UPDATE FOR AWIG (and my other reader)

Aspen's brother and his stepfather recently had a heart to heart, the result being 'bubby' being allowed to try residing at the house again.
This is a good thing. Where he had been staying for the last months was just shy of being a crack house or a meth lab or something of that nature. He had no room to himself so he slept on the couch. It was such an unsavory place that he never brought over his bass guitar or any other items of value knowing they would be lifted by any of the other residents as soon as his back was turned. He had even forbid his girlfriend from going over there when he wasn't around. I don't think she was too big on the idea of going over there when he was there either. The only redeeming factor about the place was the woman who owned it was a kind hearted church going lady who allowed these high school dropouts to live there thinking she was helping them out. Perhaps she was simply enabling them to not make their way in the world. At any rate, she had taken him under her wing, the result being some positive changes in him.
Either way though, it was not a safe nor productive residence for anyone. Hopefully he has gotten a nice taste of what the real world can be like. One would like to think he has gone back to his stepfather's with a renewed appreciation for what he had previously taken completely for granted: his own room, his own shower, a place that is quiet in the night, a place that is clean, a place with a working phone, and a place where he can leave his belongings (and girlfriend) and not fear that they will be damaged or missing when he returns.
I don't know the specifics of what the two of them worked out. If he has to pay any rent, what the curfew is, if he has a vehicle again, what share of the housework he will have to do, etc. Hopefully it is 'yes, 8pm, no, and alot'.

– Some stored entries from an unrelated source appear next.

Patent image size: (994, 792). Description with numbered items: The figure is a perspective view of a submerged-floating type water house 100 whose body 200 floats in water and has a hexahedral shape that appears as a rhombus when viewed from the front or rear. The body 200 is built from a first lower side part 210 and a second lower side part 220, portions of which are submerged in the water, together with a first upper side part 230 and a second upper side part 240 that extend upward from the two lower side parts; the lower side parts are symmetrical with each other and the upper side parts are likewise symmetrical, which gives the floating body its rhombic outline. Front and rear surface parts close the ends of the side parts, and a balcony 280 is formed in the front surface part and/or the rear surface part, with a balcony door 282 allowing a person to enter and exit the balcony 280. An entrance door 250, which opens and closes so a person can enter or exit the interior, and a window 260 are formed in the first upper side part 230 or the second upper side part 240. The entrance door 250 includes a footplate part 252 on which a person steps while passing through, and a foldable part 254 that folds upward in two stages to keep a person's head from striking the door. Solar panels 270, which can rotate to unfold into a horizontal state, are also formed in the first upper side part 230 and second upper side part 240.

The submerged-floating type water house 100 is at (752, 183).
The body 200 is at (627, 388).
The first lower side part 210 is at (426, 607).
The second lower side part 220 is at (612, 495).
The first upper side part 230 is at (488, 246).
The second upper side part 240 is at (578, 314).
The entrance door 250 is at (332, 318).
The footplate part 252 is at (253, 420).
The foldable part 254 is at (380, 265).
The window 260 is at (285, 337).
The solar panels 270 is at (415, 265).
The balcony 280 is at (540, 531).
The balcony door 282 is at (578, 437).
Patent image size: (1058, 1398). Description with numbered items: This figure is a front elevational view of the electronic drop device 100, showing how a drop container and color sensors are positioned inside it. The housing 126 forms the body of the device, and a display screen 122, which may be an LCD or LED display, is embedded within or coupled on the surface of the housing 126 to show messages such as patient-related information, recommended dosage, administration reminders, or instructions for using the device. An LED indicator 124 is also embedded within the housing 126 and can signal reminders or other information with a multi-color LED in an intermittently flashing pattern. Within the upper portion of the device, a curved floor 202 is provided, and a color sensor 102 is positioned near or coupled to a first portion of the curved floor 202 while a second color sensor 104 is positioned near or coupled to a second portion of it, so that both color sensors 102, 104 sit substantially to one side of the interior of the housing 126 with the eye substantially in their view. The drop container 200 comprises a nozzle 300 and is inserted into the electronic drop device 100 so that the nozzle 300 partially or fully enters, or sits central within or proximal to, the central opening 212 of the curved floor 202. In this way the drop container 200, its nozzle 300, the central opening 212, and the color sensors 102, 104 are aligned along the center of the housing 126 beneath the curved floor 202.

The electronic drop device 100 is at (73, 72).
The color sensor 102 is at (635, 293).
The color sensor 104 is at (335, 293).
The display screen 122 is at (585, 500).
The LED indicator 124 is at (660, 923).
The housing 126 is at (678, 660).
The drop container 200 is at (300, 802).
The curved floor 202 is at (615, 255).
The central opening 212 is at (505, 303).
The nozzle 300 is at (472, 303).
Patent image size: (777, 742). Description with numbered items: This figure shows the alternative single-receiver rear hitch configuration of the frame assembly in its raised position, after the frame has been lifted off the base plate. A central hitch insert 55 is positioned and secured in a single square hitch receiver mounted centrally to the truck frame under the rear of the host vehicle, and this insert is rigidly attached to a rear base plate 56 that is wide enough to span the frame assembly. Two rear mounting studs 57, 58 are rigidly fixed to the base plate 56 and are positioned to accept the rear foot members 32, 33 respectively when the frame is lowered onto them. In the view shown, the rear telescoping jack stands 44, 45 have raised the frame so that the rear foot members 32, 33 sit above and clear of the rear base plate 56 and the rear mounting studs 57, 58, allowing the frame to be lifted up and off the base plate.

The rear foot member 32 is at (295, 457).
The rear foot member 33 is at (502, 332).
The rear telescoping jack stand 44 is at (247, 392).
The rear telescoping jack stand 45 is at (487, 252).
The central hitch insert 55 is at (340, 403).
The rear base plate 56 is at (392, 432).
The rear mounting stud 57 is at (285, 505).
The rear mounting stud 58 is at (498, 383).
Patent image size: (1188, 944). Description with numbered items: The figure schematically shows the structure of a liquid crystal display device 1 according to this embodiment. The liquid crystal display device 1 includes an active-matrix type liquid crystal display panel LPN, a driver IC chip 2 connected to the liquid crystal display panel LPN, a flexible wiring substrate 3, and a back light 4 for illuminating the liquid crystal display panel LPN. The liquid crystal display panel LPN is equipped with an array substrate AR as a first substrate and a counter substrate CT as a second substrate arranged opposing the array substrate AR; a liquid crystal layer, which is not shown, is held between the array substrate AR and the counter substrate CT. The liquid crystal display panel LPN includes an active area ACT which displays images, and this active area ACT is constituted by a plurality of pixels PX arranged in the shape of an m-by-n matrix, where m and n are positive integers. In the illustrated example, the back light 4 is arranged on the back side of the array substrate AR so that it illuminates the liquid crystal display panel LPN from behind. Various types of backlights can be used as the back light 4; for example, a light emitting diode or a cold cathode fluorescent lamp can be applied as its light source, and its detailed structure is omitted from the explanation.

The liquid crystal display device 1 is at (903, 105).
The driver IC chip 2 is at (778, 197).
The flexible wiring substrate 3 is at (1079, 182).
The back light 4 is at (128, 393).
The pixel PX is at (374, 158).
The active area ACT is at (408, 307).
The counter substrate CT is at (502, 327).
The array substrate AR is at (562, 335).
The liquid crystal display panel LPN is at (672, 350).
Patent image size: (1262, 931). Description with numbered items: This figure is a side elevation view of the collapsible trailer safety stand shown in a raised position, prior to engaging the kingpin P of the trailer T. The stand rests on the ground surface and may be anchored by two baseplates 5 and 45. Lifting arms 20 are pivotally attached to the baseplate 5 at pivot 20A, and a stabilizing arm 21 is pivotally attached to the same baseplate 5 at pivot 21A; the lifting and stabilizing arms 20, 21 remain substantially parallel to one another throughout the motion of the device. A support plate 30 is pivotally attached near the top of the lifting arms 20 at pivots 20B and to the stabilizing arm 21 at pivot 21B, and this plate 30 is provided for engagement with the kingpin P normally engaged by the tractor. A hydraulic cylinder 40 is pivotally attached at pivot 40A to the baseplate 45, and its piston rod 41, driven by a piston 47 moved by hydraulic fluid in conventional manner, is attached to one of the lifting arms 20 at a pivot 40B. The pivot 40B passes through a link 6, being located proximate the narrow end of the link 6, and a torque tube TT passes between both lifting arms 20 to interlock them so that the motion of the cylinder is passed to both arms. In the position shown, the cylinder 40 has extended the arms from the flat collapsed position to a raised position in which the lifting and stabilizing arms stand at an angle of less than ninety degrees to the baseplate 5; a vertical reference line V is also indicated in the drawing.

His mother was against the idea of him moving back. She was of the idea that the lady of the other house would be able to give him better supervision than his step dad. Granted, his stepdad is away a bit with his business. But supervision was not the only thing to consider in this situation. The fact that he now has a safe place to reside where there are some rules for him to follow, where there is someone he has to answer to far outweighs how many hours a day there is an adult in the house where he can come and go completely as he pleases.
Time will tell if his renewed appreciation for basic living conditions will remain or he will fall back into his old habits.
I'll keep you posted.
BTW, Aspen and I had dinner at the restaurant where he works the other night only hours after this deal with his stepdad was struck. It was the first time in months that he actually had a smile on his face. It was obvious he was very relieved to know he did not have to return to the drug den any more.